For most pollinators, nectar collection involves a lot of flying, which requires a high oxygen intake. By using oxygen from the air in aerobic metabolism, the sugar molecules split to create usable energy, but this process is imperfect because a small percentage of the oxygen involved becomes free radicals, or atoms with unpaired electrons. These free radicals, in their need to complete their missing electrons, have the capacity to attack lipids, proteins, DNA, and other vital cell components and cause what is known as oxidative damage. Antioxidants are the body’s best defense against oxidative damage, donating electrons to free radicals and rendering them harmless. Nectar, however, contains no antioxidants. So how do pollinators combat oxidative damage, if they are not getting antioxidants from their diet?

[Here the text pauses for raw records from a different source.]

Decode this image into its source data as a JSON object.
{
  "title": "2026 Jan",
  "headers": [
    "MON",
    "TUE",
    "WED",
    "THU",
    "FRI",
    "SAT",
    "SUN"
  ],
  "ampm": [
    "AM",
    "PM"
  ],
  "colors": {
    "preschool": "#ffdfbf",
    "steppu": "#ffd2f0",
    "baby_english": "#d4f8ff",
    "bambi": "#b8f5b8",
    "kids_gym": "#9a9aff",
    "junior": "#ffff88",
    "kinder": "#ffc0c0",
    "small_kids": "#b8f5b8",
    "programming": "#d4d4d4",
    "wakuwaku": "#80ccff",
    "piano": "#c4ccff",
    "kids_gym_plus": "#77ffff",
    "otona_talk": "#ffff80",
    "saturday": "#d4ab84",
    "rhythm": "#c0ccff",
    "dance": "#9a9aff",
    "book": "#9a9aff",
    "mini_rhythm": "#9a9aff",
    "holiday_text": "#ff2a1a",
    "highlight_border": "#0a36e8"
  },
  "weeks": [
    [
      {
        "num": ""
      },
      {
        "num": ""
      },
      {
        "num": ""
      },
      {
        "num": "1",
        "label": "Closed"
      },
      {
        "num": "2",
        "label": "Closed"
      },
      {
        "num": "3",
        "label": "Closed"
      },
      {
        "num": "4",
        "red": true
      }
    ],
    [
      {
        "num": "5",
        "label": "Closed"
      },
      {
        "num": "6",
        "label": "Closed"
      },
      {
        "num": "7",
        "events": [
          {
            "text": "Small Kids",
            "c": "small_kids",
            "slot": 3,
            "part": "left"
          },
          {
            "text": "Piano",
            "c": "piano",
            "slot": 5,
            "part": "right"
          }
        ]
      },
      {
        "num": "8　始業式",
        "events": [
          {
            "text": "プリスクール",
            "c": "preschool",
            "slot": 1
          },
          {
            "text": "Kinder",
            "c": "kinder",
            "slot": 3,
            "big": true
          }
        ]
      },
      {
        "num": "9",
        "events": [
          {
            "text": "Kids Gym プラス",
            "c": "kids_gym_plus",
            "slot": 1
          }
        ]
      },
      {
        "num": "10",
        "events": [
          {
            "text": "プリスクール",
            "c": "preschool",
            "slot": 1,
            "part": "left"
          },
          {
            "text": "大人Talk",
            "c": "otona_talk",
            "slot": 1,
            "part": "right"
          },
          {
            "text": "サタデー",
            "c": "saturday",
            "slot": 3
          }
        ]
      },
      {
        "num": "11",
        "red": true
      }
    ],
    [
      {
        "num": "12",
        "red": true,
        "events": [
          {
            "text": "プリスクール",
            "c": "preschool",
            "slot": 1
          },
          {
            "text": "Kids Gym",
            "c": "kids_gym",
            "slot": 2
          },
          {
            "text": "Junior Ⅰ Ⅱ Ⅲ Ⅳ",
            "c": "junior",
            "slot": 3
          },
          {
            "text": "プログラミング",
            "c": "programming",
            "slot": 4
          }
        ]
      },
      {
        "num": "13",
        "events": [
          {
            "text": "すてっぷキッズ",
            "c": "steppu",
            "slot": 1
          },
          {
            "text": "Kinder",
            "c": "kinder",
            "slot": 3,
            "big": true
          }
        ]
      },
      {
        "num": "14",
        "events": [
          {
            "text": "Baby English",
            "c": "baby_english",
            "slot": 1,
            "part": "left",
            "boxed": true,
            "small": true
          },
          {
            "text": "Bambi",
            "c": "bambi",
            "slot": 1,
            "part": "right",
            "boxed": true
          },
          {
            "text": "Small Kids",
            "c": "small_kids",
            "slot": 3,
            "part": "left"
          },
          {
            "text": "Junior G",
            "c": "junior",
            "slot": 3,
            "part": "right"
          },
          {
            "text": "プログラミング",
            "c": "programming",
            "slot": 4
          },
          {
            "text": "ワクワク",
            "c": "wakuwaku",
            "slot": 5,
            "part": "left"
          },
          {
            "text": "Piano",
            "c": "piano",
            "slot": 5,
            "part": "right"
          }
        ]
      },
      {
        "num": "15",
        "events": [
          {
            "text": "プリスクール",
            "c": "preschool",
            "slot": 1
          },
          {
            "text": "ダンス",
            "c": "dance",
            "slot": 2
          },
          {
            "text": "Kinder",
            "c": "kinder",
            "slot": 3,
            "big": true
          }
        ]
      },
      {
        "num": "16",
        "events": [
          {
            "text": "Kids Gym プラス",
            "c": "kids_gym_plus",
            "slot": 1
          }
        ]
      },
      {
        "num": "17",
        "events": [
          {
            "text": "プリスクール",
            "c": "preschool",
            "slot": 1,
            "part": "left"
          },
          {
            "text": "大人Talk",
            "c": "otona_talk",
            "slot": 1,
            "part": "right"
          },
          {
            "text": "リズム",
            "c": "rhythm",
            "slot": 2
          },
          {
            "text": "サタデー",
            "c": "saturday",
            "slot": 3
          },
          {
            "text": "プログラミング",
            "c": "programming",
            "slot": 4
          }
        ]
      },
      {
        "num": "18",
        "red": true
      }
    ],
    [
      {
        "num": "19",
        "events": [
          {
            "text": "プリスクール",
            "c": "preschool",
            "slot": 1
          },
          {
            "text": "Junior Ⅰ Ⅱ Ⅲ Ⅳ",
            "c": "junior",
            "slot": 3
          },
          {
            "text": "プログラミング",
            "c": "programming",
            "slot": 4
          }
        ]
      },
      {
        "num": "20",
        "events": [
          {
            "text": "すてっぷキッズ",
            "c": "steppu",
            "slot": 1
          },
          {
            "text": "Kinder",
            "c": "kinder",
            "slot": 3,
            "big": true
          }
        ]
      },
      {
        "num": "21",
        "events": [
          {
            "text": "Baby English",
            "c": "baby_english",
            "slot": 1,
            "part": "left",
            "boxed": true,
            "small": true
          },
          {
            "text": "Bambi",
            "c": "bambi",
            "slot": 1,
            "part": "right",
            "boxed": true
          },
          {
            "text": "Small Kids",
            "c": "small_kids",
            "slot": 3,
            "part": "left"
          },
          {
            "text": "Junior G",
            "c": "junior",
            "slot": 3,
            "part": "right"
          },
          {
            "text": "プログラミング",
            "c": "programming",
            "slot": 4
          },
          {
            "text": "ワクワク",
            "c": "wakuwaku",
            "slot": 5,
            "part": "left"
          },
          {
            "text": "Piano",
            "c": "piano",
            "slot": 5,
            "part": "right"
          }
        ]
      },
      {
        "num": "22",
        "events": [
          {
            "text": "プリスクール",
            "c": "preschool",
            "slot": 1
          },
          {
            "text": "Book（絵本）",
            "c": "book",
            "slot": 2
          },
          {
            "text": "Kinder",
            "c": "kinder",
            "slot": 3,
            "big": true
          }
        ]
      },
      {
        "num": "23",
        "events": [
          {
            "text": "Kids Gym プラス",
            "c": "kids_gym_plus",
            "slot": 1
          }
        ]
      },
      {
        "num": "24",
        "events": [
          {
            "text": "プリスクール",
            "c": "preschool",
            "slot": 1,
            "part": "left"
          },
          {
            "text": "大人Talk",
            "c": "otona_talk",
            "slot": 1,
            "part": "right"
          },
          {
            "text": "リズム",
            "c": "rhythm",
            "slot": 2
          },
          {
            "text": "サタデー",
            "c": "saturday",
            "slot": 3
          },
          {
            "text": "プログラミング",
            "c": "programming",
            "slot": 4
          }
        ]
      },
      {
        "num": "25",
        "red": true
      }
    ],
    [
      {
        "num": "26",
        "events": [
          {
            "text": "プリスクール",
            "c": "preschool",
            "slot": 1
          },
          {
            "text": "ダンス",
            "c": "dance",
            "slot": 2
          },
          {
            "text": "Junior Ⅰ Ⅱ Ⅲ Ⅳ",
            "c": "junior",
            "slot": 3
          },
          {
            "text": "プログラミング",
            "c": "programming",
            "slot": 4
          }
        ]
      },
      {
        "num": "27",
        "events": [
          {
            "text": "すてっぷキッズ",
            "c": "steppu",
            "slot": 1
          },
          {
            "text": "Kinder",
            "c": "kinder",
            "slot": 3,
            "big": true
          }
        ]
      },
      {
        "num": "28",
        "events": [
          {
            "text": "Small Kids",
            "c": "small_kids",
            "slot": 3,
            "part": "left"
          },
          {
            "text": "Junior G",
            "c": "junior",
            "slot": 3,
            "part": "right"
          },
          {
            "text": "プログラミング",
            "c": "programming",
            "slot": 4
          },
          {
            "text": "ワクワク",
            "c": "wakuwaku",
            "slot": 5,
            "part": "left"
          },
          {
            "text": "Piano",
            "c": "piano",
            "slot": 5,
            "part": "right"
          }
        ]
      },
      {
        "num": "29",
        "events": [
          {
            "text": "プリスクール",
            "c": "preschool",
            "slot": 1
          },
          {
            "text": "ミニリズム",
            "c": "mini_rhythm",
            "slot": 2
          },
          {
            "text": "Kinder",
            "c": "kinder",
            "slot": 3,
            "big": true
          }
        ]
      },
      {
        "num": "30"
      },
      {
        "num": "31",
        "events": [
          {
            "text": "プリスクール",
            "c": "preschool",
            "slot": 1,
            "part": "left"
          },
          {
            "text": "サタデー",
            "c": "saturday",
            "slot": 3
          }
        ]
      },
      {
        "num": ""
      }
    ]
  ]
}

This team of researchers suggests that nectarivores use cellular processes to generate antioxidants outside of their diet, allowing them to be highly active. “This is why hummingbirds can hover and fly the way they do,” Levin said. In order to measure oxidative damage, the researchers tested hawk moths for lipid and protein damage. They found that moths fed a high-sugar diet had lower oxidative damage than those who were not. The challenge then became to identify the structure that was using sugars to create antioxidants.

Glucose is traditionally broken down inside mitochondria in a pathway called the Krebs cycle, but most organisms also have another mechanism, known as the Pentose Phosphate Pathway (PPP), through which glucose breakdown can occur. To confirm that hawk moths were using this pathway, the researchers fed them glucose labeled with a trackable isotope. They discovered that these insects were sending sugars through the PPP and through this pathway, they generated the antioxidants necessary to prevent oxidative damage and produced fewer free radicals. The PPP is a biological relic from a time when there was little oxygen in the atmosphere. The Krebs cycle cannot occur in the absence oxygen, so PPP was necessary as an alternative pathway during this time. PPP is already known to produces a few vital compounds, yet this paper was the first to demonstrate that its secondary role—creating antioxidants—has permitted high-metabolic-rate, nectar-feeding animals to evolve and persist.

The project focused on nectarivores, particularly hawk moths, but the PPP is found in all animals, including humans. The researchers hope that further studies will illuminate how the PPP functions in a variety of organisms with different diets. Research has already shown that humans with a PPP deficiency suffer higher levels of oxidative damage; however, they are also less likely to suffer from cancer or blood parasites. This research opens the door for further work into the evolution of metabolic systems across the biological kingdoms, and it raises a wide range of questions on topics ranging from evolutionary history to modern human diet and exercise. Only further scientific inquiry, carried out by the paper’s authors and other interested scientists, will reveal the full breadth of the paper’s impact.